Measures of treatment effect

For time‐to‐event outcomes (OS and RFS), we will use hazard ratios (HRs) to measure treatment effects. We will report each HR along with the 95% confidence interval (CI). We will extract the HR from the included studies when this information is available.

For dichotomous outcomes (rate of perioperative and postoperative adverse events, 90‐day mortality, local recurrence at one and two years), we will use risk ratios (RRs) and 95% CIs if possible.

For continuous outcomes (HRQoL, length of perioperative hospital stay), we will use mean differences (MDs) between treatment arms when a similar scale is implemented to measure outcomes, and standardised mean differences (SMDs) when different scales are used to measure the same outcome. We will confirm that higher scores for continuous outcomes have the same meaning for the particular outcome, explain the direction, and report if directions were reversed.

Unit of analysis issues

The primary unit of analysis is the participant.

For studies with multiple comparison groups that compare two or more intervention groups with the same control group, we will first try to combine groups to create a single pair‐wise comparison. We will calculate within‐study correlation as recommended in the Cochrane Handbook for Systematic Reviews of Interventions (Higgins 2011).

Dealing with missing data

In the case of missing or unclear individual data, we will contact the study authors directly. If we are unable to obtain the missing data from the study authors, we will perform analysis using the available data.

Assessment of heterogeneity

We will follow Cochrane recommendations for assessment of heterogeneity (Deeks 2011). We will visually investigate heterogeneity by using forest plots generated via Review Manager 5 (Review Manager 2020). We will assess statistical heterogeneity of treatment effects between pooled trials for each considered outcome using the I² statistic to quantify heterogeneity (Higgins 2002), considering I² > 30% as moderate heterogeneity, and I² > 75% as significant heterogeneity.

Assessment of reporting biases

We plan to generate funnel plots and to perform Egger's linear regression tests to investigate reporting biases for considered outcomes when a sufficient number of trials is included in a single meta‐analysis (at least 10 trials). We will follow the recommendations in Chapter 10 of the Cochrane Handbook for Systematic Reviews of Interventions (Sterne 2011).

Data synthesis

We will perform meta‐analyses if sufficient clinically similar studies are available, according to recommendations in Chapter 9 of the Cochrane Handbook for Systematic Reviews of Interventions (Higgins 2011). We will enter data into Review Manager 5 (Review Manager 2020). One review author (RM) will enter the data, and a second review author (SPB) will double‐check the data for accuracy.

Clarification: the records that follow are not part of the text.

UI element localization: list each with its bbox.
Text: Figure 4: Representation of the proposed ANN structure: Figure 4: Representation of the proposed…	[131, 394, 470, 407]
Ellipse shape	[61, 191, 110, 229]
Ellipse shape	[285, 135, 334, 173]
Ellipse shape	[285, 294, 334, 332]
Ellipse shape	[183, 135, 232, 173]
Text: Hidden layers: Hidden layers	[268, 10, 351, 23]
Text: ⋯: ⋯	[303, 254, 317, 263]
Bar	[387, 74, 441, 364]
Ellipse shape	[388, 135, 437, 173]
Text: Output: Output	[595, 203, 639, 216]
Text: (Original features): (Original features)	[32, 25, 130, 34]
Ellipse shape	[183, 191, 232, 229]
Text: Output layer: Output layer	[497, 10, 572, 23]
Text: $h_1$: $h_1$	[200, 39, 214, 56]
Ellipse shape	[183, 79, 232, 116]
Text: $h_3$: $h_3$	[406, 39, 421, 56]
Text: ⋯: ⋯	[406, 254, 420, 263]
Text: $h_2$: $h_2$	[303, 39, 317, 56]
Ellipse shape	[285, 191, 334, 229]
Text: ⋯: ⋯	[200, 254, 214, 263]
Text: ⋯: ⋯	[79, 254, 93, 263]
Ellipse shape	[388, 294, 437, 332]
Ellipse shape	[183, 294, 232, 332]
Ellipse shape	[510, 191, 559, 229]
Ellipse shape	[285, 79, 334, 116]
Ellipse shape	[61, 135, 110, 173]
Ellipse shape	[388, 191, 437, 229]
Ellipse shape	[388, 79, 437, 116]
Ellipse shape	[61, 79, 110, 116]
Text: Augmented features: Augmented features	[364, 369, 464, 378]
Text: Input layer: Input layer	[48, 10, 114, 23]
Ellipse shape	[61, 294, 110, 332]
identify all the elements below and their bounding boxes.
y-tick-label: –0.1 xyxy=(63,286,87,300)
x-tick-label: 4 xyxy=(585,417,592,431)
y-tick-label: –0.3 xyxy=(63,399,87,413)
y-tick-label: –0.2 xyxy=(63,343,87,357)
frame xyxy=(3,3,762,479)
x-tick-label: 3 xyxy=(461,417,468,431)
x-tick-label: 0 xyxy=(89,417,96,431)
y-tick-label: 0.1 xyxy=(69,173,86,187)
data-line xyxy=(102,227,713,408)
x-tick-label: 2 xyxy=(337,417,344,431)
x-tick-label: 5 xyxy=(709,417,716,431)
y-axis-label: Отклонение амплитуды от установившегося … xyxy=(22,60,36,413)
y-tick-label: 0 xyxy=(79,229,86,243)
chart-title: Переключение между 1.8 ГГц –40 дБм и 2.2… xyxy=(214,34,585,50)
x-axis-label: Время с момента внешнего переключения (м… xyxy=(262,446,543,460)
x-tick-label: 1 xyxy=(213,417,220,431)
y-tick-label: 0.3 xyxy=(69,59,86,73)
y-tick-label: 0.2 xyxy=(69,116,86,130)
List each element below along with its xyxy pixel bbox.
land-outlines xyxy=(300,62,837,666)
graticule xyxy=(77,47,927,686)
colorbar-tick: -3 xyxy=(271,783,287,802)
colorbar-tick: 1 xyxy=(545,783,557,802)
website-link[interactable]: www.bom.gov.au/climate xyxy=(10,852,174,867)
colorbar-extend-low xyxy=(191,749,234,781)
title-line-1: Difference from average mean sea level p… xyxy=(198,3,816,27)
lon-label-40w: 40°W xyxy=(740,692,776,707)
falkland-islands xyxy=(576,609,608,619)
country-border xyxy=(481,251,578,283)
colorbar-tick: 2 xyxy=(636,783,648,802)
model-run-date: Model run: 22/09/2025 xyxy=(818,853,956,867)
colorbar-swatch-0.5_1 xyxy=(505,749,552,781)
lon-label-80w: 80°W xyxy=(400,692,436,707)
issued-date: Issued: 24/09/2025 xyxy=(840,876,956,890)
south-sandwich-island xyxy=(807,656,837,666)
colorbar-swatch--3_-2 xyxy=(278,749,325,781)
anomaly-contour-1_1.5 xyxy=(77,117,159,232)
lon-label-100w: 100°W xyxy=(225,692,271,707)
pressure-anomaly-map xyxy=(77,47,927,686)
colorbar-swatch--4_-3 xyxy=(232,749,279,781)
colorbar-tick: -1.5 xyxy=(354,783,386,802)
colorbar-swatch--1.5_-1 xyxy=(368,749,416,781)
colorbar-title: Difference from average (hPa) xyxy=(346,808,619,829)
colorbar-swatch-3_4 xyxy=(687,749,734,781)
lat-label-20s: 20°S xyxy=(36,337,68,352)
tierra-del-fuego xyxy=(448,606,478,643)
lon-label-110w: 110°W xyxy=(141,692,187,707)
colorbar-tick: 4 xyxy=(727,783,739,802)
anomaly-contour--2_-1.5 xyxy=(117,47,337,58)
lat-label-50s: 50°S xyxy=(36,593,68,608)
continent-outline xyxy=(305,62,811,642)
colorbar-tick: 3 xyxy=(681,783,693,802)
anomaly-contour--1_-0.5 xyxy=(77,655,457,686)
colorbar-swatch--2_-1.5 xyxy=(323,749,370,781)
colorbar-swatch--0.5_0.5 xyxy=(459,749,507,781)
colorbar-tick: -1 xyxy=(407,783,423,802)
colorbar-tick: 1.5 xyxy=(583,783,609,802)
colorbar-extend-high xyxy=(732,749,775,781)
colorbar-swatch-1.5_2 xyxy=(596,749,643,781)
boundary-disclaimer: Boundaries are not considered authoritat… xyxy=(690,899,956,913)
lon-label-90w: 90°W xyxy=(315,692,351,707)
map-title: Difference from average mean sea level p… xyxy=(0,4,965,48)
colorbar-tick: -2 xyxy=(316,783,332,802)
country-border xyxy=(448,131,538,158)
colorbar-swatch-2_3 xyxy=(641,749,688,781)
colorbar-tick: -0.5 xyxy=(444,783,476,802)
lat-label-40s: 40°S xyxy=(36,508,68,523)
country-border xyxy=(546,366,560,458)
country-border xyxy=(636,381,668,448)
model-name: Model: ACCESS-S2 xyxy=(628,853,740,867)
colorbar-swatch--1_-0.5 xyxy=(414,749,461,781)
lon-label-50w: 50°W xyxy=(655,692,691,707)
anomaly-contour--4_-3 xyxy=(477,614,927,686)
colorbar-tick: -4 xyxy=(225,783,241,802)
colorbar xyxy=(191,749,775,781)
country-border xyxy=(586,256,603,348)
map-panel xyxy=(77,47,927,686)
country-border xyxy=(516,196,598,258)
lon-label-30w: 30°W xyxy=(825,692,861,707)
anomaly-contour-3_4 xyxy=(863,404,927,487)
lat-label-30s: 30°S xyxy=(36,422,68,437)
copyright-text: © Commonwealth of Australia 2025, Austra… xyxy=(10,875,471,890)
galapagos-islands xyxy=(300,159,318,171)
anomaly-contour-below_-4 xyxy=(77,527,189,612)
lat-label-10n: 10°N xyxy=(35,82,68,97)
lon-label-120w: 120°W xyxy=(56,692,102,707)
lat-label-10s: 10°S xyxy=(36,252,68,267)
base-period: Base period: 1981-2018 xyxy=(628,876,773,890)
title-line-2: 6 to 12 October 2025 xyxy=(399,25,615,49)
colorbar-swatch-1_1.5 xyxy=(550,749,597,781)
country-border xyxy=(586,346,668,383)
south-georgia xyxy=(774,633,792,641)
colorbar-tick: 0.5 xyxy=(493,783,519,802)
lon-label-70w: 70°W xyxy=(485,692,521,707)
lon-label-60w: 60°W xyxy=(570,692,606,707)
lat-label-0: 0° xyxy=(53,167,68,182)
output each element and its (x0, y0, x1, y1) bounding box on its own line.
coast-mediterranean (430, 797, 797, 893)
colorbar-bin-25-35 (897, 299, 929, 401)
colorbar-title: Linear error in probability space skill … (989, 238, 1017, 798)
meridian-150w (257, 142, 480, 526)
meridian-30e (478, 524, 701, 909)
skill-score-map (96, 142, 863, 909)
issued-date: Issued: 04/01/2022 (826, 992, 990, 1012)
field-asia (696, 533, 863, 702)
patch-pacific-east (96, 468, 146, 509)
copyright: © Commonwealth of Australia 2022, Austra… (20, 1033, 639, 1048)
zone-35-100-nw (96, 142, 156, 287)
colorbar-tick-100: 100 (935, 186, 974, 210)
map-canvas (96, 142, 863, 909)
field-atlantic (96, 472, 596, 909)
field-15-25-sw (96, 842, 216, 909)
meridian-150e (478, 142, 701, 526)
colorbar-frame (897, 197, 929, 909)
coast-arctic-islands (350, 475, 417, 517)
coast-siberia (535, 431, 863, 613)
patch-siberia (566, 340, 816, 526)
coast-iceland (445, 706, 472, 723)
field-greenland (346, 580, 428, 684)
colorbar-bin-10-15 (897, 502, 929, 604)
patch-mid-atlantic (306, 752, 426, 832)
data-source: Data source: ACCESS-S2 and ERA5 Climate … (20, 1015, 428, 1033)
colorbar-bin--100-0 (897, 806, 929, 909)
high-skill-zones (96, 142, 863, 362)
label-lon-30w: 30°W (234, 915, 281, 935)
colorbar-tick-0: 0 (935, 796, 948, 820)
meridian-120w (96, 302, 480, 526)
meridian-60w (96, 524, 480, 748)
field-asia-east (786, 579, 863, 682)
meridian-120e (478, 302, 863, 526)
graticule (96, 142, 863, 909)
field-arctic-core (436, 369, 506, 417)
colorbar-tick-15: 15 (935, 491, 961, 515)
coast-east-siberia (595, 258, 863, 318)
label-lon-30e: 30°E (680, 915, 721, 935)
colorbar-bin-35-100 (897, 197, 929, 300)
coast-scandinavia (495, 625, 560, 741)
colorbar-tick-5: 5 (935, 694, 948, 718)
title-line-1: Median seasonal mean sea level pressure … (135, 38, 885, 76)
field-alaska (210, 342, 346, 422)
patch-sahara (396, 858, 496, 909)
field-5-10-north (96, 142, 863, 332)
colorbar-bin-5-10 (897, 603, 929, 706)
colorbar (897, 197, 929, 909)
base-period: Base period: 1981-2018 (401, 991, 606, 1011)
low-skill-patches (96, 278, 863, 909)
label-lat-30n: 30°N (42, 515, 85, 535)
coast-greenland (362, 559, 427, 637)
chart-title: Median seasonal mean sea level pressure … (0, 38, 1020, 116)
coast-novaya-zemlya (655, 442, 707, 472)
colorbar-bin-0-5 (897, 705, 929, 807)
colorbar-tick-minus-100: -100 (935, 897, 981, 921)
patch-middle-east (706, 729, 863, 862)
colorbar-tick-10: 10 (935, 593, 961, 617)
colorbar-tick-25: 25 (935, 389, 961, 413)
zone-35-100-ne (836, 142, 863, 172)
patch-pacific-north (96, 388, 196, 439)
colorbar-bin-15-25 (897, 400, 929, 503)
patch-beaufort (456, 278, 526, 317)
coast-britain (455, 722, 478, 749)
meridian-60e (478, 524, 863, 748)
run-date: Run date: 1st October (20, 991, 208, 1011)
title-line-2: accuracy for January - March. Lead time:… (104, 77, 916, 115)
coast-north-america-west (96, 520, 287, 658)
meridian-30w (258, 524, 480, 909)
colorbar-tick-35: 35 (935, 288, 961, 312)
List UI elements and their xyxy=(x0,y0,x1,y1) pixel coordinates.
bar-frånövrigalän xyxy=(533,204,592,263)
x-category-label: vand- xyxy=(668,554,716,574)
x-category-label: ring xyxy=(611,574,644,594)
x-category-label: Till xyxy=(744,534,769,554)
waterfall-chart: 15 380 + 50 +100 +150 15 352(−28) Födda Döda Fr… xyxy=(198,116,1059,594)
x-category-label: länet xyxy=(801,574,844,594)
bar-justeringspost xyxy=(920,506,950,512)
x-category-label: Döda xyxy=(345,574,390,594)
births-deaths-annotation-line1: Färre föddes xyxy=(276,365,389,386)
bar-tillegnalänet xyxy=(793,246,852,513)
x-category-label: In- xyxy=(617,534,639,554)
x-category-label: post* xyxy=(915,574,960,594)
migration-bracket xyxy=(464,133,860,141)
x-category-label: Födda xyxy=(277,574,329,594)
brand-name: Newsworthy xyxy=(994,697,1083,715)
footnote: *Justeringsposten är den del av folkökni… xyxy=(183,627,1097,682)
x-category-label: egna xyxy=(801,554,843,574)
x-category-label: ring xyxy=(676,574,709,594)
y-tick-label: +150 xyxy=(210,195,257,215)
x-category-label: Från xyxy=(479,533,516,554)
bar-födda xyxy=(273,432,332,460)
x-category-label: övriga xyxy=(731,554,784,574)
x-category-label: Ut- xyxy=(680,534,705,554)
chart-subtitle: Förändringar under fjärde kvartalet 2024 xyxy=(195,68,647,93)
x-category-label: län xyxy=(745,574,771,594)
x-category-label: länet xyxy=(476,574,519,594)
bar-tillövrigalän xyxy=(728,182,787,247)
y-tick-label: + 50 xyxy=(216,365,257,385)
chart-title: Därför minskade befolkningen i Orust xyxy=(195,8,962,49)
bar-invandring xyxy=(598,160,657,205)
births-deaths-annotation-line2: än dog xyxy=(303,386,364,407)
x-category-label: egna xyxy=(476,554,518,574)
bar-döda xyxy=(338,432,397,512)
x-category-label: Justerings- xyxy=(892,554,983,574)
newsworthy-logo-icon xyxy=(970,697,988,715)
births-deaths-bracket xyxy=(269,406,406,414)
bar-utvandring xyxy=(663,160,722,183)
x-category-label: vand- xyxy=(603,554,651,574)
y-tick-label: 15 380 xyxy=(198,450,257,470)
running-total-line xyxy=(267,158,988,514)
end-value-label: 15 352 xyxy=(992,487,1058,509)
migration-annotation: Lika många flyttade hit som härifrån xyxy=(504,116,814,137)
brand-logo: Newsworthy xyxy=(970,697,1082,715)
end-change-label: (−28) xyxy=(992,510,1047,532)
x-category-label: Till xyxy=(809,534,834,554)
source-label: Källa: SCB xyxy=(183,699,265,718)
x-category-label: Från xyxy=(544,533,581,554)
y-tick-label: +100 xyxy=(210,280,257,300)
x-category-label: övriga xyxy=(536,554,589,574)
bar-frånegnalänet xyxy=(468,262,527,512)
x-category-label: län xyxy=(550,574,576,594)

We will apply the generic inverse‐variance method and random‐effects model for all types of outcomes. For dichotomous outcomes, we will apply the DerSimonian and Laird method (DerSimonian 1986). We will consider rates of AE separately for each type, and AE combined according to their grades.

We will apply the GRADE approach when creating a ’Summary of findings’ table, as suggested in Chapters 11 and 12 of the Cochrane Handbook for Systematic Reviews of Interventions (Higgins 2011).

'Summary of findings' table

We plan to present a 'Summary of findings' table reporting the following outcomes listed in order of priority (Appendix 6).

  • Overall survival (OS)

  • Rate of perioperative and postoperative AE

  • 90‐day mortality rate

  • Local recurrence at one year

  • Recurrence‐free survival (RFS)

  • Health‐related quality of life (HRQoL)

  • Length of perioperative hospital stay

Subgroup analysis and investigation of heterogeneity

We plan that if sufficient data are available, we will conduct subgroup analysis according to the following variables.

  • Approach (VATS versus thoracotomy).

  • Preoperative tumour size (≤ 2 cm versus > 2 cm, ≤ 1 cm versus > 1 cm).

  • Age (< 70 years old versus > 70 years old).

Sensitivity analysis

We will investigate the robustness of review findings by excluding results from studies with incomplete data.